I'm a mess this morning.

He's just moving further and further away. Yesterday I tried touching him a bit and getting him to engage in conversation about his life as a teenager over dinner - kids were there, I thought it would be a safe time. He was really resistant.

This morning, we both woke up around 5 because the dogs barked. He asked me what time it was, I told him, and he closed his eyes to go back to sleep. I just stared at the ceiling with tears rolling down my face and when I turned to look at him, he was looking at me. There was some sort of expression on his face, but who knows what it meant. I knew I was just going to keep crying, so I got out of bed and went into the living room and just sobbed for a while. When I calmed down a bit, I went for my usual morning walk and managed not to cry during that, although I'm crying again now.

Okay, H just walked into the office looking smiley, like nothing happened, to tell me that the dog threw up on the floor. After I cleaned it up, we were looking at the schedule for this weekend's baseball tournament and he pulled his chair up right behind mine and leaned into me a bit. Then we turned to look at his computer for another event next weekend, and he put his hand on my leg. WTF?!?!?

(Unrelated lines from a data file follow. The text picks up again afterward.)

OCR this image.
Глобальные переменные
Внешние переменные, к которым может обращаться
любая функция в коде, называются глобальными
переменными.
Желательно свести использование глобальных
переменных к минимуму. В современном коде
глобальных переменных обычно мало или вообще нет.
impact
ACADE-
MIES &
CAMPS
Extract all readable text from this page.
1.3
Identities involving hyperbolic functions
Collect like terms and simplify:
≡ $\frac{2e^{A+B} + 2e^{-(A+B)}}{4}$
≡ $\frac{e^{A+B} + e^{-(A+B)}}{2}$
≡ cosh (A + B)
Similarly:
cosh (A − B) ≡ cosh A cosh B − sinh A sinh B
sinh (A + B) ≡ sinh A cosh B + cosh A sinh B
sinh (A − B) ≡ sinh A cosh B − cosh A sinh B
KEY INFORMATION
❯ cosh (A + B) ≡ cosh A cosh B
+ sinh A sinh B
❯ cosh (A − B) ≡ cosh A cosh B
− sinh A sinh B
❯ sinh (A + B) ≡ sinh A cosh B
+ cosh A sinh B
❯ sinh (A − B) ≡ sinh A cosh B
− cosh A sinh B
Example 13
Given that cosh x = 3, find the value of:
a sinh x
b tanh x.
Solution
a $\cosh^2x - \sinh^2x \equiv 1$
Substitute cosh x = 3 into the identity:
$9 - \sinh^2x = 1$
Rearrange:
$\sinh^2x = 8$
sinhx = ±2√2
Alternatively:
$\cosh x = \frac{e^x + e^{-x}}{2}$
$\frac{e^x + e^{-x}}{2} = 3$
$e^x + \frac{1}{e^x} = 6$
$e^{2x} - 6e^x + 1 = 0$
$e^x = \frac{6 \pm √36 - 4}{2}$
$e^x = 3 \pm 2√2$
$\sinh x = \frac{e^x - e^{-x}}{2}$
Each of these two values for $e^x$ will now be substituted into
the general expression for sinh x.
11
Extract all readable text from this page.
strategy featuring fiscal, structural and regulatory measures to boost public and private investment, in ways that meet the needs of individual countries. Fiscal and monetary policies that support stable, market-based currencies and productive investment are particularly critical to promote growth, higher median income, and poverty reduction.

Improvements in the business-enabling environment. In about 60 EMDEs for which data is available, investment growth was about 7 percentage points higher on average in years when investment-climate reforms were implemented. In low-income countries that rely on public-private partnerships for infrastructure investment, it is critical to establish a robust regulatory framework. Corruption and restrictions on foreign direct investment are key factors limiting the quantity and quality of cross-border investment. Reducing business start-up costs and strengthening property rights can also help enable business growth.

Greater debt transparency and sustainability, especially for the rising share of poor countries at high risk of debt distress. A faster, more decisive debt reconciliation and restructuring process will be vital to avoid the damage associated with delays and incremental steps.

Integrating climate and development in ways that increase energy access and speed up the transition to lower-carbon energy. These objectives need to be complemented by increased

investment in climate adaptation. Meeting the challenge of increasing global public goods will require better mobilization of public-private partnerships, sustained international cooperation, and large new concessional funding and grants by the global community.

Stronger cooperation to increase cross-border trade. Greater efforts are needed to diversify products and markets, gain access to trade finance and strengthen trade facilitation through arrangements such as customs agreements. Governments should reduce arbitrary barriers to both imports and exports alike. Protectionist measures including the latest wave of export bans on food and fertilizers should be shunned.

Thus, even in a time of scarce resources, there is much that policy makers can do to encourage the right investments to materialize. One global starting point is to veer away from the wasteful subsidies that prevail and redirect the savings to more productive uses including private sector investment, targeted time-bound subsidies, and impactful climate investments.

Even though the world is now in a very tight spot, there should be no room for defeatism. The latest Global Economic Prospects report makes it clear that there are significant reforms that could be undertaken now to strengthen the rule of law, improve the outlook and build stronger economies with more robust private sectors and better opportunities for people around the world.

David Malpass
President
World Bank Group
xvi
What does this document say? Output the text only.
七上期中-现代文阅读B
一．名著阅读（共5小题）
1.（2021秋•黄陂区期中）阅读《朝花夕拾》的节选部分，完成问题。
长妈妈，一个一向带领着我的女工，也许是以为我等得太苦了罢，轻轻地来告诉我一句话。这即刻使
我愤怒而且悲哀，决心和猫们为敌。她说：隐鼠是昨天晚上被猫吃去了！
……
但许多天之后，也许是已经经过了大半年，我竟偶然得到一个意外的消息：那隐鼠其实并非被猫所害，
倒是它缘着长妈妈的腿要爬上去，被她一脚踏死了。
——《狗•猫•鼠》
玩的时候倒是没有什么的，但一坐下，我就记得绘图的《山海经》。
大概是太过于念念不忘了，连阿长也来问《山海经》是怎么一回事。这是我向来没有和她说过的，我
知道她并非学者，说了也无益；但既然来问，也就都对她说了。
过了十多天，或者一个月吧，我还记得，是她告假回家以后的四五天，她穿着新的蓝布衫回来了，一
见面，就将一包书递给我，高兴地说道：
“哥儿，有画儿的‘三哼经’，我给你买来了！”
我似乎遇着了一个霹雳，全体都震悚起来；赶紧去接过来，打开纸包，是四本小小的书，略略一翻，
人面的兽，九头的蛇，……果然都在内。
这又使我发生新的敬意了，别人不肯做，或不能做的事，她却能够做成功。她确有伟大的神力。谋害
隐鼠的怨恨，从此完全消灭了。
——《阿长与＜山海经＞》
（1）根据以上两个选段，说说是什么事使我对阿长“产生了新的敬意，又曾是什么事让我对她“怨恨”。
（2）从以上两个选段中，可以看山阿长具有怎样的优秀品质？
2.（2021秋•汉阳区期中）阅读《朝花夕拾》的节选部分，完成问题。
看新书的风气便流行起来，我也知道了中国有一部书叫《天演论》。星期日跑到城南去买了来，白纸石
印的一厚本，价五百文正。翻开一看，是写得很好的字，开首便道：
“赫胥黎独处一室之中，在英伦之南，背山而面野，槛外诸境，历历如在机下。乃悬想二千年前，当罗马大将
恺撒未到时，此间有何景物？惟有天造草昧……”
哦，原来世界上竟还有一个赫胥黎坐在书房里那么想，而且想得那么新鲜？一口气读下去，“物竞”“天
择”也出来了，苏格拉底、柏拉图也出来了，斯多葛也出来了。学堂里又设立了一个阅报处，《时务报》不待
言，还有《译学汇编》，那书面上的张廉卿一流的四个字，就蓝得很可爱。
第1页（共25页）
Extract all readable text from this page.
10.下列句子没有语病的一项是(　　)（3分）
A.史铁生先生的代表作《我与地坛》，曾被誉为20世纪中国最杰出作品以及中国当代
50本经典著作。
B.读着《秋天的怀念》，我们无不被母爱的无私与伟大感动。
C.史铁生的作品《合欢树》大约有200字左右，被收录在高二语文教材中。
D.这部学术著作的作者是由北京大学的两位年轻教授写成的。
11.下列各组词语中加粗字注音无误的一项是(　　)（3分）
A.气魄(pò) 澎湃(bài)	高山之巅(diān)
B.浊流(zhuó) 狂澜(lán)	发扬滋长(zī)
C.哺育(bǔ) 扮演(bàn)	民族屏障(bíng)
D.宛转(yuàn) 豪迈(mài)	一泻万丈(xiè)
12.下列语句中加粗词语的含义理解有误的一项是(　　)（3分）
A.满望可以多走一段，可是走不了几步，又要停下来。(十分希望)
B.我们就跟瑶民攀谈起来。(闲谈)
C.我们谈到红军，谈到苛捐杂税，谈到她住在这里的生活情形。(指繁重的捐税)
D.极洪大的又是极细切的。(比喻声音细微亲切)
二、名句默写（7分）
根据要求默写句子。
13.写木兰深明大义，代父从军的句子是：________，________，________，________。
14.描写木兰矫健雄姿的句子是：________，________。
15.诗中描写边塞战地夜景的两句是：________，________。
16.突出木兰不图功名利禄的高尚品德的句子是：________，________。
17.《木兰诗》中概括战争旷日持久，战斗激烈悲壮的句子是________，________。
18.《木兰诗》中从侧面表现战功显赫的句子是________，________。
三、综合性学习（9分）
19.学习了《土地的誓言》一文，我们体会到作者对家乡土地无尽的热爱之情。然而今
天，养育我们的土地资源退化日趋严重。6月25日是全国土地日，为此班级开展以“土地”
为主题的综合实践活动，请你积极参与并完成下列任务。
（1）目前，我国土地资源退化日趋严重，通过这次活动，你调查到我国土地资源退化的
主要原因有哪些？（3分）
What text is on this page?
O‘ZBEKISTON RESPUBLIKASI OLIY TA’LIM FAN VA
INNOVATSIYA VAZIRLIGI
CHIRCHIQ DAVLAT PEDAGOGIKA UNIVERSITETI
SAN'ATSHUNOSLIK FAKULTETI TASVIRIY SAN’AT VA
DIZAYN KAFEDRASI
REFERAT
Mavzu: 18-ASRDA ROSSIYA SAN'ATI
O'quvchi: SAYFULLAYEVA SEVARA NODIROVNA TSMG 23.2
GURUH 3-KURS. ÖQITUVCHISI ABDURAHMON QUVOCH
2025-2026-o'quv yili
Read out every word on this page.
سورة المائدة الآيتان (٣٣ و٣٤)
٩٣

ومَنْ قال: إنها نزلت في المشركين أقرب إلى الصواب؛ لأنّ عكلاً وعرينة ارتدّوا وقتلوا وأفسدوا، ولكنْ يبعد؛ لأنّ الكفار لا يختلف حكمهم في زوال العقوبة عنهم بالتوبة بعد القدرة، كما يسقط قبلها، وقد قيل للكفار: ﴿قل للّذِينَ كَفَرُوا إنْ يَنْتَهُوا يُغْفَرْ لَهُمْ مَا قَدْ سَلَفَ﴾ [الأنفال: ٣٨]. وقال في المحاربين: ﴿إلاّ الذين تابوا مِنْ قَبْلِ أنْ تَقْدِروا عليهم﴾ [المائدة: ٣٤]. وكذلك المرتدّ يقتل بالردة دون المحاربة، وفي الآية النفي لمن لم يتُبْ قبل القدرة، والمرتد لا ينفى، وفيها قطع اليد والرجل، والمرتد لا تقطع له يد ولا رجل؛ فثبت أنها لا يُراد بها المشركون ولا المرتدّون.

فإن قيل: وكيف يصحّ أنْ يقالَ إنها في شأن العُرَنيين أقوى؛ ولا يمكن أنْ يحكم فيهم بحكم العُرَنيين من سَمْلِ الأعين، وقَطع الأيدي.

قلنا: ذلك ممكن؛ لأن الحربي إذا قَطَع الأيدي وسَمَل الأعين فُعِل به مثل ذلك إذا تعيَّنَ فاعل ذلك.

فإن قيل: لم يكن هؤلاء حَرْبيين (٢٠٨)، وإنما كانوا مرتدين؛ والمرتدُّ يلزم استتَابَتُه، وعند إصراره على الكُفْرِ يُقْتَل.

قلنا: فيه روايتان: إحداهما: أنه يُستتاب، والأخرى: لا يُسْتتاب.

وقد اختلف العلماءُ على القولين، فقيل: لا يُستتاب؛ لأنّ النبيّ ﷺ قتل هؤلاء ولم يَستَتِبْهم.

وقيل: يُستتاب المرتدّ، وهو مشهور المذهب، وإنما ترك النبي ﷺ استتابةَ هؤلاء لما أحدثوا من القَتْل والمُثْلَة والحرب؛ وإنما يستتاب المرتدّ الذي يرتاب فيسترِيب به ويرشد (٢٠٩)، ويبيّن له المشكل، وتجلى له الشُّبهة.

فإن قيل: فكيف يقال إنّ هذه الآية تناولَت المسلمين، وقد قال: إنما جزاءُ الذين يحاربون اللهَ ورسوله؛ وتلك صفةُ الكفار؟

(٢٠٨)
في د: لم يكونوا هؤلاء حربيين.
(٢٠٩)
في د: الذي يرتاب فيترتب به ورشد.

I had just been outside moving the hose (watering the garden in chunks) and while there, felt myself accepting that he was leaving. It was horrible and didn't last long (what does, these days), but it was just reality.

Now I have no idea what to think again. He's off to the store to get cigs (started smoking again a few months ago \:\( ) and looks like he'll be spending the first part of the morning at home working in the yard. (We're in the middle of a big back yard reno)

I think I'd better get down to getting through 30 minutes at a time - or maybe 15. THIS IS SO HARD!!!!